The ``CParser`` can be tested in isolation by running it stand-alone with the
filename of a header as the sole argument.  A ``DebugCParser`` will be
constructed and used to parse the header.

CtypesParser
------------

``CtypesParser`` is implemented in ``ctypesparser.py``.  It is a subclass of
``CParser`` and implements the ``handle_`` methods to provide a more
ctypes-friendly interpretation of the declarations.

To use, subclass and override the methods:

handle_ctypes_constant(self, name, value, filename, lineno)
    An integer or float constant (in a ``#define``).
handle_ctypes_type_definition(self, name, ctype, filename, lineno)
    A ``typedef`` declaration.  See below for type of ``ctype``.
handle_ctypes_function(self, name, restype, argtypes, filename, lineno)
    A function declaration with the given return type and argument list.
handle_ctypes_variable(self, name, ctype, filename, lineno)
    Any other non-``static`` declaration.

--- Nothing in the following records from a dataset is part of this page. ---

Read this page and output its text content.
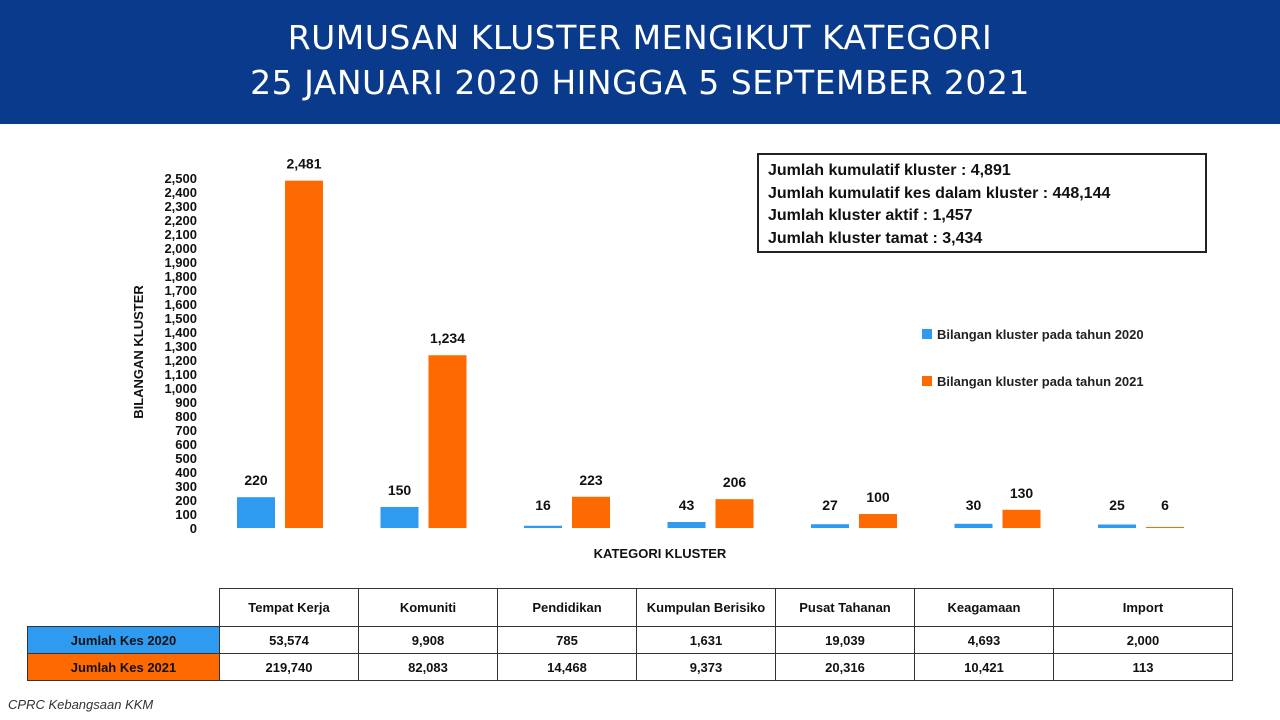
RUMUSAN KLUSTER MENGIKUT KATEGORI
25 JANUARI 2020 HINGGA 5 SEPTEMBER 2021
0
100
200
300
400
500
600
700
800
900
1,000
1,100
1,200
1,300
1,400
1,500
1,600
1,700
1,800
1,900
2,000
2,100
2,200
2,300
2,400
2,500
220
2,481
150
1,234
16
223
43
206
27 100	30
130
25	6
BILANGAN KLUSTER
KATEGORI KLUSTER
Bilangan kluster pada tahun 2020
Bilangan kluster pada tahun 2021
Jumlah kumulatif kluster : 4,891
Jumlah kumulatif kes dalam kluster : 448,144
Jumlah kluster aktif : 1,457
Jumlah kluster tamat : 3,434
	Tempat Kerja	Komuniti	Pendidikan	Kumpulan Berisiko	Pusat Tahanan	Keagamaan	Import
Jumlah Kes 2020	53,574	9,908	785	1,631	19,039	4,693	2,000
Jumlah Kes 2021	219,740	82,083	14,468	9,373	20,316	10,421	113
CPRC Kebangsaan KKM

Types are represented by instances of ``CtypesType``.  This is more easily
manipulated than a "real" ctypes type.  There are subclasses for
``CtypesPointer``, ``CtypesArray``, ``CtypesFunction``, and so on; see the
module for details.  

Each ``CtypesType`` class implements the ``visit`` method, which can be used,
Visitor pattern style, to traverse the type hierarchy.  Call the ``visit``
method of any type with an implementation of ``CtypesTypeVisitor``: all
pointers, array bases, function parameters and return types are traversed
automatically (struct members are not, however).

This is useful when writing the contents of a struct or enum.  Before writing
a type declaration for a struct type (which would consist only of the struct's
tag), ``visit`` the type and handle the ``visit_struct`` method on the visitor
to print out the struct's members first.  Similarly for enums.

``ctypesparser.py`` can not be run stand-alone.  ``wrap.py`` provides a
straight-forward implementation that writes a module of ctypes wrappers.  It
can filter the output based on the originating filename.  See the module
docstring for usage and extension details.